Wednesday, December 26, 2007

Call of the wild

About Thanksgiving, I began hearing the strangest, most eerie sounds that seemed a blend of honk, moan and call of the wild. The long, loud, repetitive noises seemed to come from the ocean.

What were they like? To me, they sounded like the unlikely cross between a mournful moose and a thoroughly ticked-off goose.

Quickly I scanned the sea from horizon to shore, ready to summon paramedics and North Coast Ocean Rescue volunteers if a stranded or injured human was yelling for help. Hmmmmm. No people in distress. No marine mammal fighting for its life. Just waves, kelp, birds and an otter bashing his chest with an unlucky crustacean-cum-dinner.

The cry of a dying crab? I don’t think so.

I heard the sounds off and on that day, always in sets of consecutive, separate cries. But I never had any luck in seeing what I was hearing.

After days of these occasional sounds, I sent out my own cyber-cries, using e-mail to get help identifying the noisemaker. Perhaps some of the marine and wildlife experts who live nearby might have heard the same thing.

Some had.

Margaret “P.J.” Webb of the Monterey Bay National Marine Sanctuary’s Advisory Council and The Marine Mammal Center said the sounds might have been alert calls from a “sea lion asserting his ‘King of the Rock’ status.”

But don’t sea lions bark?
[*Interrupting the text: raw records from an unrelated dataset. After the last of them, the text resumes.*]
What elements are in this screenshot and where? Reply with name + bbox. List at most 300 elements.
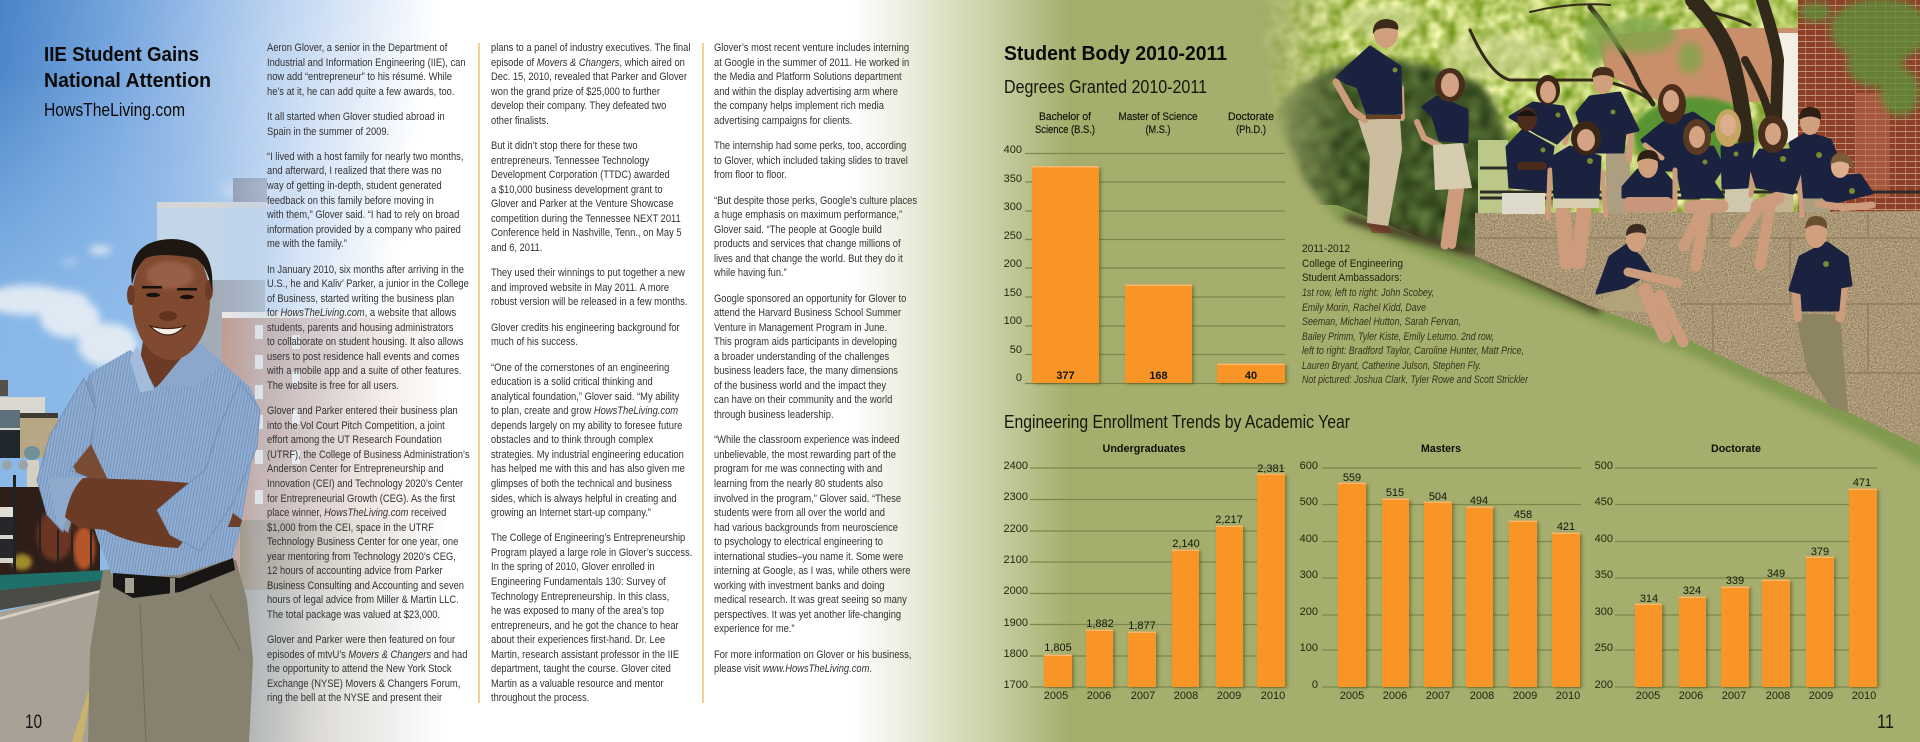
right sleeve (157, 382, 260, 551)
y axis labels: 500 (1300, 496, 1318, 508)
article column 2: other finalists. (491, 115, 549, 127)
hand behind arm (228, 513, 242, 527)
article column 2: sides, which is always helpful in creating and (491, 492, 677, 504)
dark bush (1260, 60, 1510, 253)
y axis labels: 600 (1300, 460, 1318, 472)
article column 1: for Entrepreneurial Growth (CEG). As the first (267, 492, 455, 504)
values (1343, 472, 1575, 533)
foliage right (1799, 0, 1920, 116)
article column 1: feedback on this family before moving in (267, 195, 434, 207)
article column 3: the company helps implement rich media (714, 100, 884, 112)
stone wall (1475, 211, 1920, 455)
bars (1032, 167, 1285, 383)
y axis labels: 400 (1004, 144, 1022, 156)
hanging leaves (1583, 12, 1702, 74)
y axis labels: 200 (1595, 679, 1613, 691)
years: 2006 (1087, 690, 1111, 702)
caption: student ambassadors: left to right: Bradford Taylor, Caroline Hunter, Matt Price, (1302, 345, 1524, 357)
values: 559 (1343, 472, 1361, 484)
values: 1,805 (1044, 642, 1072, 654)
article column 2: Glover credits his engineering background for (491, 322, 680, 334)
values: 379 (1811, 546, 1829, 558)
y axis labels: 250 (1595, 642, 1613, 654)
caption: student ambassadors: Student Ambassadors: (1302, 272, 1402, 284)
y axis labels: 0 (1312, 679, 1318, 691)
bar highlights (1044, 474, 1285, 656)
article column 1: Aeron Glover, a senior in the Department of (267, 42, 447, 54)
y axis labels: 150 (1004, 287, 1022, 299)
person 4 (1502, 107, 1553, 214)
column rule 1 (478, 43, 480, 703)
tree trunks (1470, 0, 1778, 140)
values: 504 (1429, 491, 1447, 503)
article column 3: products and services that change millions of (714, 238, 901, 250)
person 11 (1735, 115, 1802, 265)
article column 1: students, parents and housing administrators (267, 322, 454, 334)
article column 2: Martin, research assistant professor in the IIE (491, 649, 679, 661)
heading: IIE Student Gains National Attention: IIE Student Gains (44, 44, 199, 66)
article column 3: business leaders face, the many dimensions (714, 365, 898, 377)
y axis labels: 100 (1300, 642, 1318, 654)
column headers: Master of Science (1118, 111, 1198, 123)
article column 1: to collaborate on student housing. It also allows (267, 336, 463, 348)
railing (1480, 168, 1920, 198)
y axis labels: 50 (1010, 344, 1022, 356)
y axis labels: 2400 (1004, 460, 1028, 472)
article column 1 (267, 42, 470, 704)
article column 2: robust version will be released in a few months. (491, 296, 687, 308)
foliage (1266, 0, 1798, 213)
article column 3: Glover said. “The people at Google build (714, 224, 882, 236)
head (132, 240, 210, 360)
article column 3: from floor to floor. (714, 169, 787, 181)
article column 2: Martin as a valuable resource and mentor (491, 678, 664, 690)
article column 1: The website is free for all users. (267, 380, 399, 392)
article column 3: through business leadership. (714, 409, 834, 421)
caption: student ambassadors: Not pictured: Joshua Clark, Tyler Rowe and Scott Strickler (1302, 374, 1529, 386)
article column 3: “But despite those perks, Google’s culture places (714, 195, 917, 207)
article column 1: Exchange (NYSE) Movers & Changers Forum, (267, 678, 460, 690)
years: 2008 (1470, 690, 1494, 702)
y axis labels: 0 (1016, 372, 1022, 384)
years: 2010 (1852, 690, 1876, 702)
article column 2: glimpses of both the technical and business (491, 478, 672, 490)
years (1340, 690, 1580, 702)
article column 3: a huge emphasis on maximum performance,” (714, 209, 902, 221)
article column 3 (714, 42, 917, 675)
article column 3: the Media and Platform Solutions department (714, 71, 902, 83)
article column 1: with a mobile app and a suite of other features. (267, 365, 461, 377)
article column 1: Technology Business Center for one year, one (267, 536, 458, 548)
grass slope (1319, 205, 1920, 470)
years: 2005 (1636, 690, 1660, 702)
page number 11: 11 (1877, 712, 1894, 733)
person 6 (1548, 121, 1606, 262)
article column 2: throughout the process. (491, 692, 589, 704)
chart: masters (1300, 443, 1581, 702)
years: 2010 (1261, 690, 1285, 702)
heading: IIE Student Gains National Attention: National Attention (44, 70, 211, 92)
article column 3: attend the Harvard Business School Summer (714, 307, 901, 319)
caption: student ambassadors: 1st row, left to right: John Scobey, (1302, 287, 1434, 299)
article column 2: entrepreneurs. Tennessee Technology (491, 155, 649, 167)
values: 339 (1726, 575, 1744, 587)
years: 2006 (1679, 690, 1703, 702)
y axis labels: 300 (1300, 569, 1318, 581)
article column 1: me with the family.” (267, 238, 347, 250)
trees (0, 487, 100, 575)
article column 3: Google sponsored an opportunity for Glover to (714, 293, 906, 305)
article column 2: In the spring of 2010, Glover enrolled in (491, 561, 655, 573)
article column 2: obstacles and to think through complex (491, 434, 653, 446)
article column 3: Glover’s most recent venture includes interning (714, 42, 909, 54)
article column 1: Spain in the summer of 2009. (267, 126, 389, 138)
person 15 (1790, 216, 1851, 413)
column rule 2 (702, 43, 704, 703)
article column 3: at Google in the summer of 2011. He worked in (714, 57, 909, 69)
y axis labels: 350 (1004, 173, 1022, 185)
years: 2009 (1809, 690, 1833, 702)
bar values: 40 (1245, 370, 1257, 382)
left buildings (0, 380, 8, 396)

We hear them all the time from the so-called “Seal Rock.”

Michele Roest, marine sanctuary staffer, suggested that at night, such sounds might be from a black-crowned night heron, a day sleeper. “At dusk, when they wake up, they emit very loud, harsh raucous shrieks, one at a time for a series of a few minutes — truly very unpleasant sounds.”

But we heard the noises during the day.

Don Canestro lives on and manages Rancho Marino. He, too, thought the sounds might be from a sea lion. But each time he and wife Miranda heard the loud, mournful moans, they had also seen the blow, or steam-laden exhalation, from a humpback whale.

So he suggested that maybe we all were hearing above-water vocalizations of a humpback — certainly the most romantic idea so far.

Others had different explanations, but nobody seemed to know for sure. Then, about 4 p.m. on Sunday, Dec. 16, I heard it again. This time, the noisemaker sounded really angry or anguished. Looking at the ocean again, I saw two stand-up paddle surfers, heading out to catch the waves.

Had that been the source all along? Had surfers been yelling at each other? I didn’t think so, but when you’re stumped, you grasp at straws … or paddles, as the case may be.

When husband Richard and I saw the surfers coming in for the night, we walked down to talk to them.

Kevin Barrett, who lives between Cambria and Highway 46, and Treve Jones of Cayucos explained the lure of their sport.

It’s the beauty of the area, the Zen of competing with the ocean … and “I do it for exercise, to help my injured back,” Barrett said. “I can’t pull myself up” on a regular board any more.

I didn’t know enough about it to argue with him, but paddle-surfing with a bad back? I was skeptical. It’s a mighty athletic sport, and I had seen a big wave wipe Barrett out pretty thoroughly.

I asked if the surfers had been yelling to each other earlier.

Barrett said, “Yeah, sure.” Then his eyes widened and he asked, “But did you hear that sea lion we saw out there? It was LOUD!”

“We thought maybe it was being eaten,” Jones said, “or it had lost its baby, but this isn’t baby season for sea lions,” and the mammal they saw seemed OK.

Later, Don Canestro confirmed it, having watched the same sea lion as it issued those weird, eerie noises.

I guess the mystery was solved. So, why was I disappointed that my moose-goose calls were just ongoing gripes from a grouchy sea lion with mutant vocal cords and good lungs?

Or, as P.J. suggested whimsically, perhaps our ocean-going noisemaker is a “reincarnated opera singer.”

Give us your aria again, baby. At least we know you’re OK out there.

Note: P.J. Webb suggests listening to recorded animal sounds (sorry, no moose-goose) at www.dosits.org/gallery/intro.htm.